I am no expert, and would be interested in someone that is commenting, but there is no way to repurpose the XM or SSR system for video. And the FCC and CRTC would have to approve repurposing, and thus the shut down of XM or SSR, anyway. So a buy would not be of the sats, but of the, still grossly unprofitable, services.
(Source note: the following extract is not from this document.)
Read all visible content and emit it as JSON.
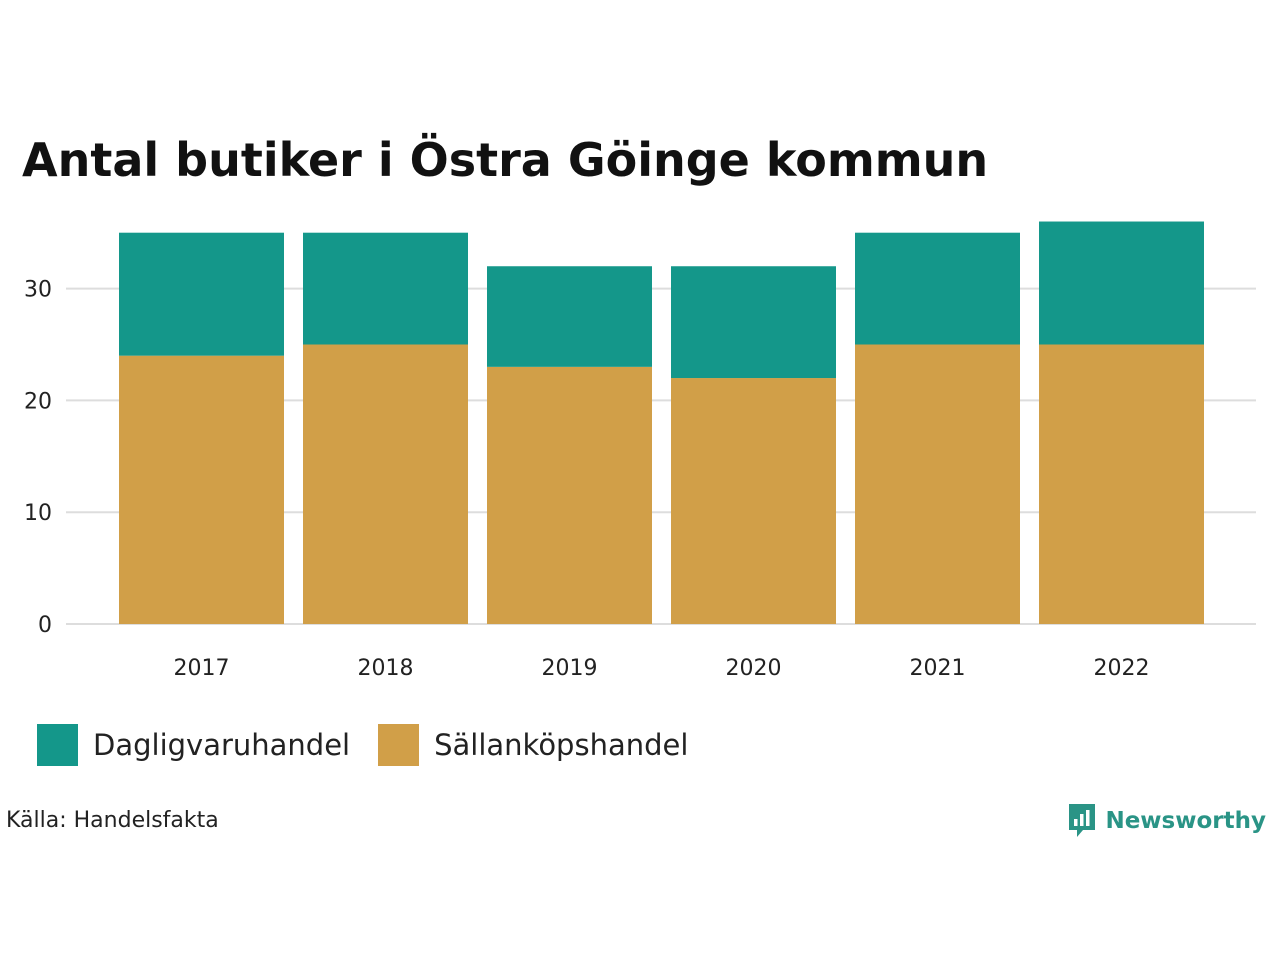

If that is so, then good luck to him. The Market may just be saying that it does not have a critical acceptance number for SR in it.


----------



## Christopher Gould

SamC said:


> I am no expert, and would be interested in someone that is commenting, but there is no way to repurpose the XM or SSR system for video. And the FCC and CRTC would have to approve repurposing, and thus the shut down of XM or SSR, anyway. So a buy would not be of the sats, but of the, still grossly unprofitable, services.
> 
> If that is so, then good luck to him. The Market may just be saying that it does not have a critical acceptance number for SR in it.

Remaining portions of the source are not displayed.